In telephone surveys, trained interviewers measured cancer coping using five subscales of the 29-item Mental Adjustment to Cancer scale: “fighting spirit,” helplessness/hopelessness, anxious preoccupation, fatalism (giving control to a “higher power” and living day by day), and cognitive avoidance. They measured resilience with the 14-item Resilience Scale, which assesses the concepts of self-reliance, equanimity (recognition of one’s own wisdom and optimism in one’s ability to “take things in stride”), perseverance, and existential aloneness (accepting and living with oneself and being able to “go it alone” if necessary). They also gathered data on sociodemographic, medical, psychosocial, and interpersonal factors, including social support.

For both heterosexual and sexual minority women, the researchers found social support was the biggest factor for increased resilience. More “fighting spirit” was also associated with greater resilience, while helplessness/hopelessness and anxious preoccupation were associated with less resilience. Having received mental health counseling before receiving a breast cancer diagnosis had the greatest negative association with resilience, possibly because of the effect of preexisting mental health issues.
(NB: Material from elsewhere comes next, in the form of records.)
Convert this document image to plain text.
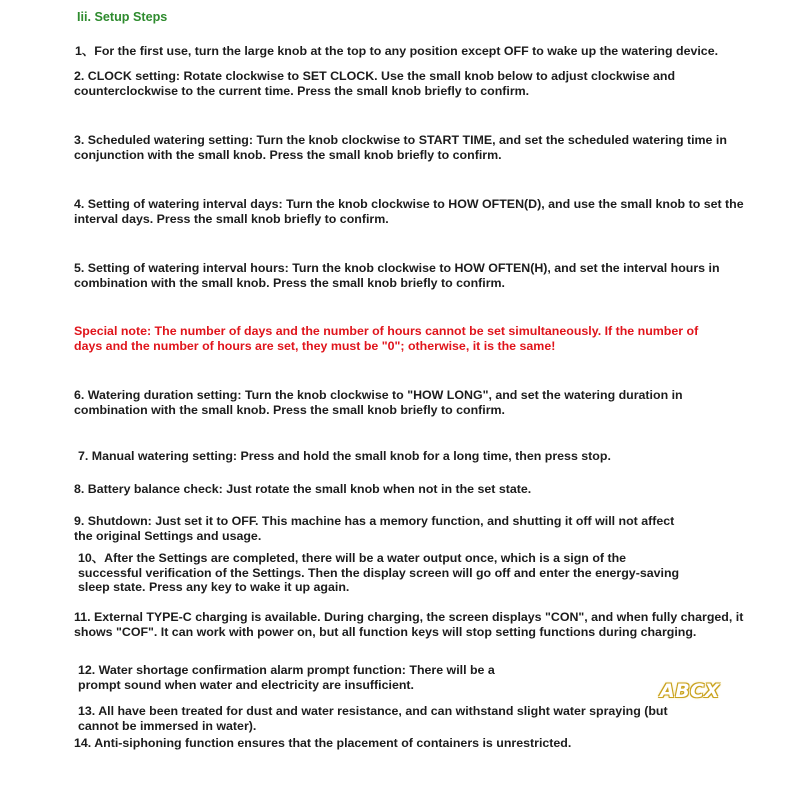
Iii. Setup Steps
1、For the first use, turn the large knob at the top to any position except OFF to wake up the watering device.
2. CLOCK setting: Rotate clockwise to SET CLOCK. Use the small knob below to adjust clockwise and
counterclockwise to the current time. Press the small knob briefly to confirm.
3. Scheduled watering setting: Turn the knob clockwise to START TIME, and set the scheduled watering time in
conjunction with the small knob. Press the small knob briefly to confirm.
4. Setting of watering interval days: Turn the knob clockwise to HOW OFTEN(D), and use the small knob to set the
interval days. Press the small knob briefly to confirm.
5. Setting of watering interval hours: Turn the knob clockwise to HOW OFTEN(H), and set the interval hours in
combination with the small knob. Press the small knob briefly to confirm.
Special note: The number of days and the number of hours cannot be set simultaneously. If the number of
days and the number of hours are set, they must be "0"; otherwise, it is the same!
6. Watering duration setting: Turn the knob clockwise to "HOW LONG", and set the watering duration in
combination with the small knob. Press the small knob briefly to confirm.
7. Manual watering setting: Press and hold the small knob for a long time, then press stop.
8. Battery balance check: Just rotate the small knob when not in the set state.
9. Shutdown: Just set it to OFF. This machine has a memory function, and shutting it off will not affect
the original Settings and usage.
10、After the Settings are completed, there will be a water output once, which is a sign of the
successful verification of the Settings. Then the display screen will go off and enter the energy-saving
sleep state. Press any key to wake it up again.
11. External TYPE-C charging is available. During charging, the screen displays "CON", and when fully charged, it
shows "COF". It can work with power on, but all function keys will stop setting functions during charging.
12. Water shortage confirmation alarm prompt function: There will be a
prompt sound when water and electricity are insufficient.
13. All have been treated for dust and water resistance, and can withstand slight water spraying (but
cannot be immersed in water).
14. Anti-siphoning function ensures that the placement of containers is unrestricted.
ABCX
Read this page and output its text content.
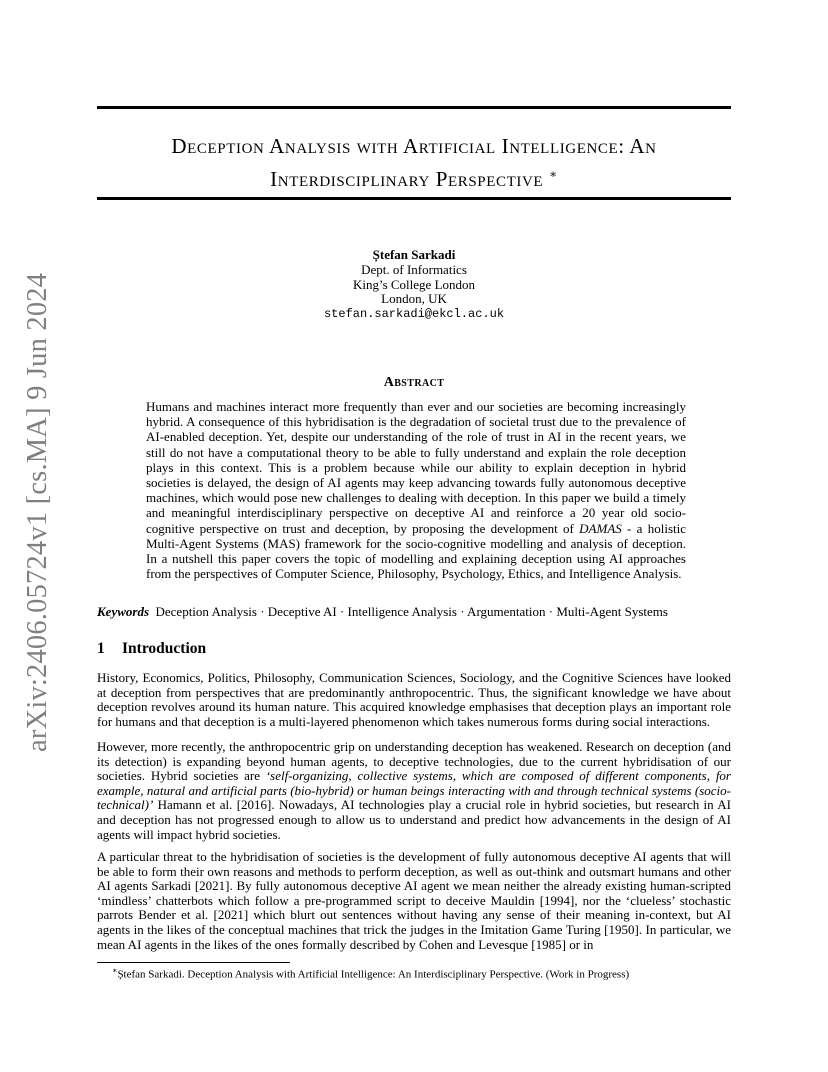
arXiv:2406.05724v1 [cs.MA] 9 Jun 2024
Deception Analysis with Artificial Intelligence: An
Interdisciplinary Perspective ∗
Ștefan Sarkadi
Dept. of Informatics
King’s College London
London, UK
stefan.sarkadi@ekcl.ac.uk
Abstract
Humans and machines interact more frequently than ever and our societies are becoming increasingly hybrid. A consequence of this hybridisation is the degradation of societal trust due to the prevalence of AI-enabled deception. Yet, despite our understanding of the role of trust in AI in the recent years, we still do not have a computational theory to be able to fully understand and explain the role deception plays in this context. This is a problem because while our ability to explain deception in hybrid societies is delayed, the design of AI agents may keep advancing towards fully autonomous deceptive machines, which would pose new challenges to dealing with deception. In this paper we build a timely and meaningful interdisciplinary perspective on deceptive AI and reinforce a 20 year old socio-cognitive perspective on trust and deception, by proposing the development of DAMAS - a holistic Multi-Agent Systems (MAS) framework for the socio-cognitive modelling and analysis of deception. In a nutshell this paper covers the topic of modelling and explaining deception using AI approaches from the perspectives of Computer Science, Philosophy, Psychology, Ethics, and Intelligence Analysis.
Keywords Deception Analysis · Deceptive AI · Intelligence Analysis · Argumentation · Multi-Agent Systems
1 Introduction
History, Economics, Politics, Philosophy, Communication Sciences, Sociology, and the Cognitive Sciences have looked at deception from perspectives that are predominantly anthropocentric. Thus, the significant knowledge we have about deception revolves around its human nature. This acquired knowledge emphasises that deception plays an important role for humans and that deception is a multi-layered phenomenon which takes numerous forms during social interactions.
However, more recently, the anthropocentric grip on understanding deception has weakened. Research on deception (and its detection) is expanding beyond human agents, to deceptive technologies, due to the current hybridisation of our societies. Hybrid societies are ‘self-organizing, collective systems, which are composed of different components, for example, natural and artificial parts (bio-hybrid) or human beings interacting with and through technical systems (socio-technical)’ Hamann et al. [2016]. Nowadays, AI technologies play a crucial role in hybrid societies, but research in AI and deception has not progressed enough to allow us to understand and predict how advancements in the design of AI agents will impact hybrid societies.
A particular threat to the hybridisation of societies is the development of fully autonomous deceptive AI agents that will be able to form their own reasons and methods to perform deception, as well as out-think and outsmart humans and other AI agents Sarkadi [2021]. By fully autonomous deceptive AI agent we mean neither the already existing human-scripted ‘mindless’ chatterbots which follow a pre-programmed script to deceive Mauldin [1994], nor the ‘clueless’ stochastic parrots Bender et al. [2021] which blurt out sentences without having any sense of their meaning in-context, but AI agents in the likes of the conceptual machines that trick the judges in the Imitation Game Turing [1950]. In particular, we mean AI agents in the likes of the ones formally described by Cohen and Levesque [1985] or in
∗Ștefan Sarkadi. Deception Analysis with Artificial Intelligence: An Interdisciplinary Perspective. (Work in Progress)
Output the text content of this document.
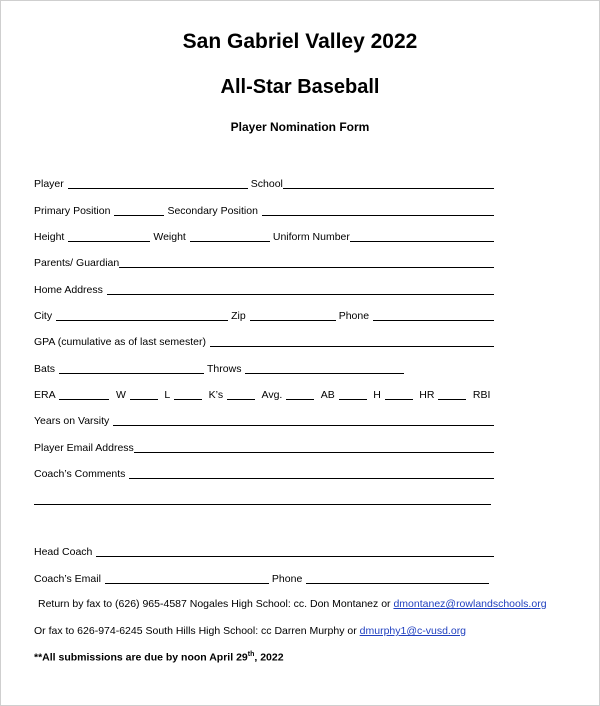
San Gabriel Valley 2022
All-Star Baseball
Player Nomination Form
Player	School
Primary Position	Secondary Position
Height	Weight	Uniform Number
Parents/ Guardian
Home Address
City	Zip	Phone
GPA (cumulative as of last semester)
Bats	Throws
ERA	W	L	K’s	Avg.	AB	H	HR	RBI
Years on Varsity
Player Email Address
Coach’s Comments
Head Coach
Coach’s Email	Phone
Return by fax to (626) 965-4587 Nogales High School: cc. Don Montanez or dmontanez@rowlandschools.org
Or fax to 626-974-6245 South Hills High School: cc Darren Murphy or dmurphy1@c-vusd.org
**All submissions are due by noon April 29th, 2022
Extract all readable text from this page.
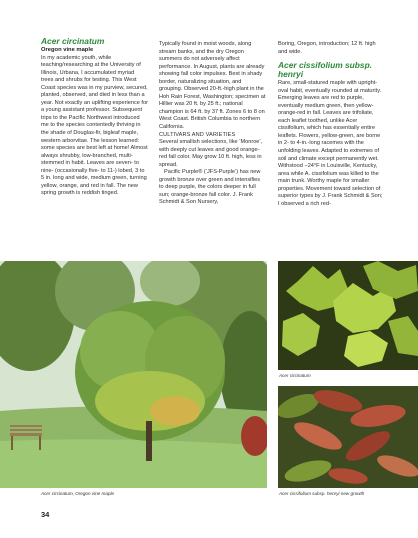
Acer circinatum
Oregon vine maple

In my academic youth, while teaching/researching at the University of Illinois, Urbana, I accumulated myriad trees and shrubs for testing. This West Coast species was in my purview, secured, planted, observed, and died in less than a year. Not exactly an uplifting experience for a young assistant professor. Subsequent trips to the Pacific Northwest introduced me to the species contentedly thriving in the shade of Douglas-fir, bigleaf maple, western arborvitae. The lesson learned: some species are best left at home! Almost always shrubby, low-branched, multi-stemmed in habit. Leaves are seven- to nine- (occasionally five- to 11-) lobed, 3 to 5 in. long and wide, medium green, turning yellow, orange, and red in fall. The new spring growth is reddish tinged.

Typically found in moist woods, along stream banks, and the dry Oregon summers do not adversely affect performance. In August, plants are already showing fall color impulses. Best in shady border, naturalizing situation, and grouping. Observed 20-ft.-high plant in the Hoh Rain Forest, Washington; specimen at Hillier was 20 ft. by 25 ft.; national champion is 64 ft. by 37 ft. Zones 6 to 8 on West Coast. British Columbia to northern California.

CULTIVARS AND VARIETIES

Several smallish selections, like ‘Monroe’, with deeply cut leaves and good orange-red fall color. May grow 10 ft. high, less in spread.

Pacific Purple® (‘JFS-Purple’) has new growth bronze over green and intensifies to deep purple, the colors deeper in full sun; orange-bronze fall color. J. Frank Schmidt & Son Nursery,

Boring, Oregon, introduction; 12 ft. high and wide.

Acer cissifolium subsp. henryi

Rare, small-statured maple with upright-oval habit, eventually rounded at maturity. Emerging leaves are red to purple, eventually medium green, then yellow-orange-red in fall. Leaves are trifoliate, each leaflet toothed, unlike Acer cissifolium, which has essentially entire leaflets. Flowers, yellow-green, are borne in 2- to 4-in.-long racemes with the unfolding leaves. Adapted to extremes of soil and climate except permanently wet. Withstood −24°F in Louisville, Kentucky, area while A. cissifolium was killed to the main trunk. Worthy maple for smaller properties. Movement toward selection of superior types by J. Frank Schmidt & Son; I observed a rich red-

Acer circinatum, Oregon vine maple
Acer circinatum
Acer cissifolium subsp. henryi new growth
34
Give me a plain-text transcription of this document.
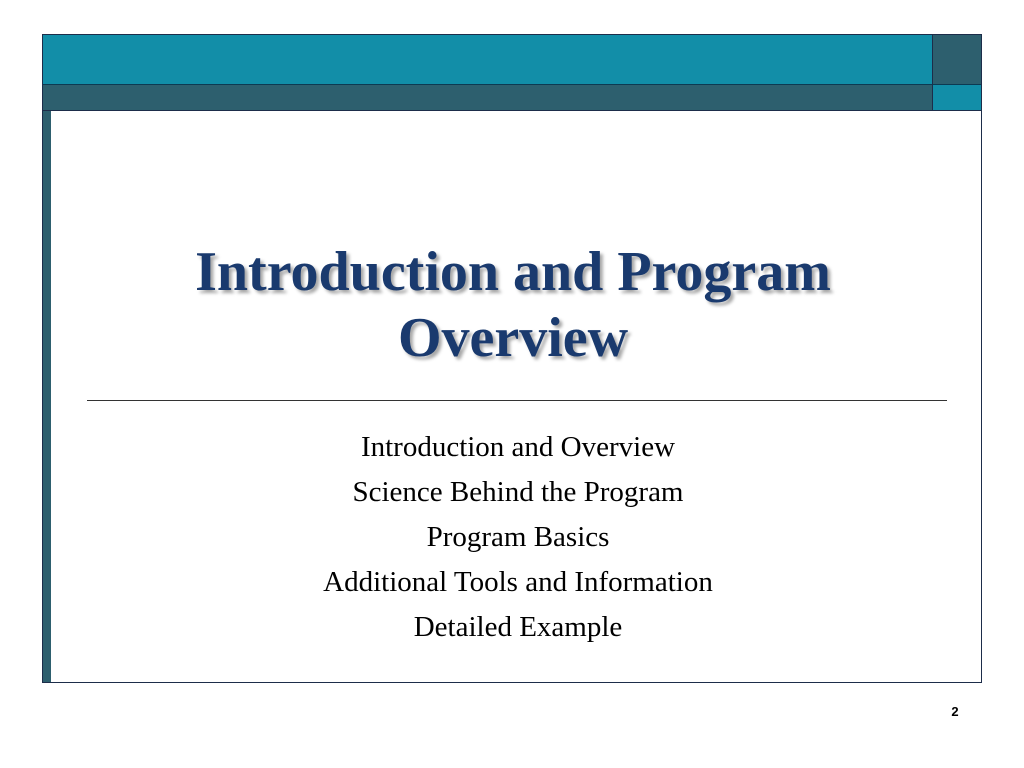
Introduction and Program
Overview
Introduction and Overview
Science Behind the Program
Program Basics
Additional Tools and Information
Detailed Example
2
Sexual orientation was not independently associated with resilience. However, the researchers found a substantial decrease in resilience for unemployed sexual minority women compared to employed sexual minority women, but no association between employment and resilience among heterosexual women.

“These findings tell us that social support and other factors associated with resilience could be leveraged by interventions to improve the health and well-being of breast cancer survivors of different sexual orientations,” Bazzi says. “Having resilience doesn’t immediately equate to thriving, but it may help people bounce back from distressing situations and the many forms of adversity experienced by sexual minority populations.”

The other SPH co-authors were Ulrike Boehmer, associate professor of community health sciences, and Michael Winter, associate director of statistical programming at the Biostatistics & Epidemiology Data Analytics Center. The other co-authors were Melissa Clark of the University of Massachusetts Medical School and Al Ozonoff of Boston Children’s Hospital and Harvard Medical School.